Why You Shouldn’t Flush Your Cat’s Poop Down the Toilet

People are usually excited to report how proud they are of their pets that have been toilet trained. Others even boast that the pets trained themselves after watching the humans do it. While toilet training animals may appear to be such a significant achievement, in the real sense, it is a major disservice to not just your pet but also to other animals. Therefore regardless of how hygienic you are or how tired you are of cleaning the litter, flushing down cat poop is not the answer to your problems. Here are a few reasons why.

You will be saving otters

In 2014, takepart published that toxoplasmosis accounted for 17% of all sea otter deaths every year. While the scientists had concluded that it is the parasites that only reproduce in felines that caused the fatality, how the parasites reached the seas remained a mystery. Although it was clear that the marine snails that the sea otters ate were to blame for transmitting the parasites, it was still unknown how the marine snails ended up carrying the Toxoplasma gondii. However, that mystery has been solved.

An associate professor at the University of California, Karen Shapiro, revealed that after decades of research they had found a significant link between deaths of sea otters and cats on land. Cats are the only know hosts of the parasite, which is usually in its egg-form (oocytes) in the feces of felines. Once a cat poops outside, the feces get into waterways when washed away by rain.

The feces end up on seaweeds, which are then eaten by marine snails. The food chain continues, and snails are, in turn, consumed by sea otters. Sea otters then get severe brain inflammation from consuming the toxic marine snails and die. Those that do not die from parasite instead get a mild brain inflammation, which makes them easy prey for sharks.

While flushing may seem to solve the problem of disposing of cat litter, unfortunately, wastewater treatment does not kill the oocytes. Therefore Karen advised that we should avoid disposing of cat litter by flushing it or dumping garbage offshore. She also discouraged people from feeding feral cats since their poop will still end up in waterways and later in the ocean.

Health reasons for both you and your cat

WUSA-TV reported that not all modern filtration systems can get rid of the toxoplasma. Since locating safe drinking water sources is a challenge, the best thing you can do is prevent the problem. Therefore by not flushing your cat’s poop, you will also be ensuring that you and other humans do not fall ill since the parasite can be carried over long distances through water. Most people do not show symptoms after infection, but in the rare cases they do, fever, fetal developmental disorders, brain or eye damage, premature and death have been known to occur.

On the other hand, it is uncomfortable for your feline friend to jump to reach the toilet bowl, especially when the bowl is at a considerable height.
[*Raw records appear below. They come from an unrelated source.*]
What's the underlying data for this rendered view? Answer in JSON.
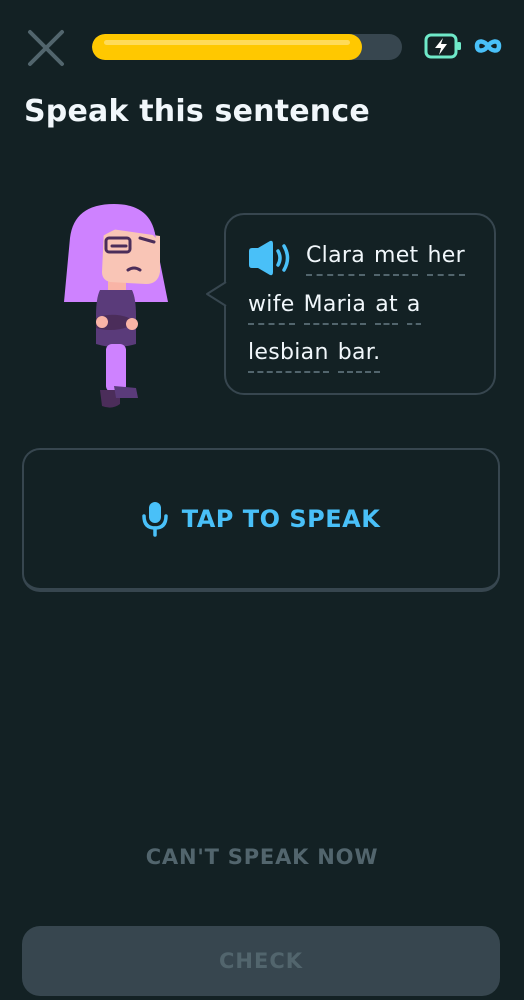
{
  "header": {
    "progress_percent": 87,
    "energy": "infinite"
  },
  "prompt": {
    "title": "Speak this sentence"
  },
  "sentence": {
    "lines": [
      [
        "Clara",
        "met",
        "her"
      ],
      [
        "wife",
        "Maria",
        "at",
        "a"
      ],
      [
        "lesbian",
        "bar."
      ]
    ]
  },
  "actions": {
    "tap_to_speak": "TAP TO SPEAK",
    "cant_speak_now": "CAN'T SPEAK NOW",
    "check": "CHECK"
  },
  "colors": {
    "background": "#132124",
    "progress_fill": "#ffc800",
    "accent_blue": "#49c0f8",
    "character_purple": "#ce82ff",
    "disabled_gray": "#52656d",
    "border": "#37464f"
  },
  "icons": {
    "close": "close-icon",
    "energy": "battery-bolt-icon",
    "infinity": "infinity-icon",
    "speaker": "speaker-icon",
    "microphone": "microphone-icon"
  }
}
Although a young cat may not mind the height when he grows older and develops arthritis, you will only be punishing him since reverting to the natural way of disposing of their litter will then be too late. Besides, poop in the litter box allows you to investigate any signs of illness such as blood-stained feces, loose stool, reduced volume of urine, among many more. Without evidence of the changes in poop or urine, chances of your cat’s health problems going undetected are high.

Financial reasons

If causing the untimely death of sea otters or other human beings does not move you, then maybe you should consider how deep you will dig into pockets if you fail to dispose of your cat’s poop properly. Even if you get flushable cat litter, you are still facing a huge plumbing bill. Experts still think that the flushable litter will wreak havoc in your plumbing system as your septic tank develops issues, according to Mother Nature Network. Most modern toilets are designed to save water hence the 1.6 gallon available for flushing the litter is not enough to completely keep the poop moving.

Additionally, toilets are made with human waste in mind meaning that the hard feces of cats will result in clogging. Cat poop hardens the longer it gets exposed since you cannot be around to dispose of it immediately your cat does his business. The hard matter will clog your pipes, and you should, therefore, expect a huge plumbing bill if you continue flushing the cat poop down the toilet.

Best way to dispose of cat poop

Researchers found the direct link between cat poop and death of sea otter, thus advocate for putting your cat litter in the trash. The Spruce Pets agrees that putting litter in the trash is the best methods of disposing of cat poop. The article goes ahead to give guidelines on how to do it properly, and first of all, you should ensure that you clean the litter box at least once every day; that goes for every litter box in your house.

You should be able to scoop the stool and urine clumps and put them in a trash bag. Since you do not want to have a stench in your compound, ensure that tie a knot tightly around the bag, which also helps to prevent the spread of bacteria. Therefore even if you read advice to use the trash instead of flushing poop, you are not supposed to put the litter directly in the trash. Such a disposal method would defeat the purpose of avoiding using the toilet since the fecal matter would still end up in the environment every time the trash can is opened.

Further, if you are thinking of adding some manure to your garden through the cat litter, ensure that there is no fecal matter, and the litter is biodegradable. Still, you have to ensure that the compost bin heats to over 145 degrees Fahrenheit for it to be good enough to use around your edible foods. However, if you live in the coastal region, avoid using the litter even in your garden, even if it is for decorative purposes.